Have Tax Questions? Ask a Tax Expert for Answers ASAP
By selling the property for $75,000 when its worth $300,000, you are effectively gifting $225,000. Therefore, since the gift is in excess of the $12,000 annual per person limit, you will be required to file a gift tax return (i.e. Form 709) in the year you transfer the property to your daughter and son-in-law under these terms. You will owe gift tax on $201,000 (i.e. $225,000 - $24,000), however, you will not have to write a check. You will just use $201,000 of your $1,000,000 lifetime gifting exemption. Your daughter and son-in-law will take over 75% of your cost basis (i.e. $225,000/$300,000) and holding period on the gift portion of the transaction. The $75,000 your daughter and son-in-law are actually paying (by taking over the mortgage) is also added to their cost basis.
With respect to the sale portion of the property, yes you will owe capital gains tax if you do not qualify to use the IRC Sec. 121 exclusion for gain on sale of principal residences. Since you are selling for $75,000 and the property is worth about $300,000, you will allocate approximately 25% ($75000/$300,000) of your cost basis to the sale. Their cost basis would be comprised of their original purchase price plus non-recurring closing costs incurred on purchase or refi's plus improvements less any allowable depreciation. Gain would be calculated as selling price net of selling expenses less allocated cost basis.
Pursuant to IRC Sec. 121 if as of the date of sale you have owned and used the property as their personal residence for 24 out of the last 60 months, then you may exclude up to $250,000 of gain ($500,000 if married filing joint) if filing a single or MFS return.
Thus, unless you have used the property as your principal residence for at least 2 out of 5 years as of the date of sale, then the gain is taxable as a capital gain subject to a maximum federal tax rate of 15% (5% if the gain would otherwise be taxable in the 10% and 15% tax brackets).
Accordingly, if this is what you want to do you will need to prepare a sales contract for the specified price (i.e. $75K). I would talk with a real estate attorney to prep this and to find out if anything special needs to be done in your county with respect to recording a deed transfer for less then full consideration. Also, you will need to file a gift tax return so check with your accountant. One alternative is to sell to your daughter and son-in-law for full value and take back a 2nd trust deed for the sales price in excess of the mortgage. The note should carry a reasonable interest rate and your daughter and son-in-law should pay you interest (they deduct as mortgage interest and you recognize as income). Then you can gift them $24,000 worth of principal each year until the note is completely gifted away with no filing requirement or use of your lifetime $1,000,000 exemption. Also, if you are married you may split this gift with your spouse and double up on the annual exemption.
Because it is impossible for me to identify and consider ALL the relevant facts, this advice is not intended or written to be used for the purpose of avoiding penalties, and cannot be used for that purpose.

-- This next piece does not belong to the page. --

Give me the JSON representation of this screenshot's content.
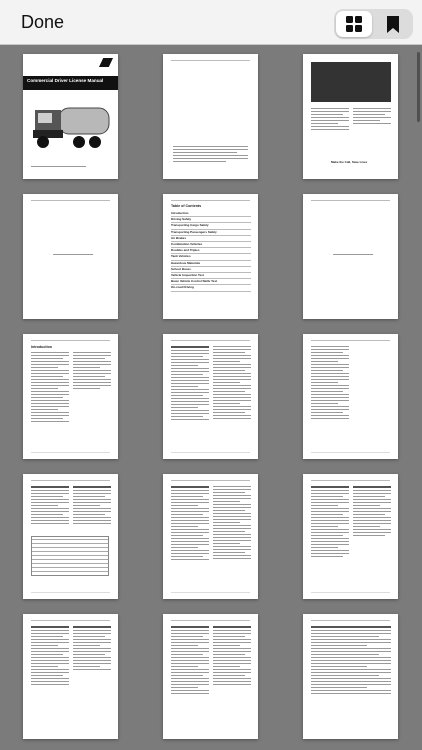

The installment sale rules apply in this situation. That means you only recognize gain as you receive cash (or as debt is relieved). To the extent you gift the note back you will in effect be transferring your cost basis in that portion of the debt to your daughter and son-in-law. The only tax difference between doing the immediate gift of the equity versus doing it via gifting of a note is that the note is gifted over time and your daughter must pay you a reasonable rate of interest on thenote as long as its outstanding. otherwise, the IRS will not respect the note.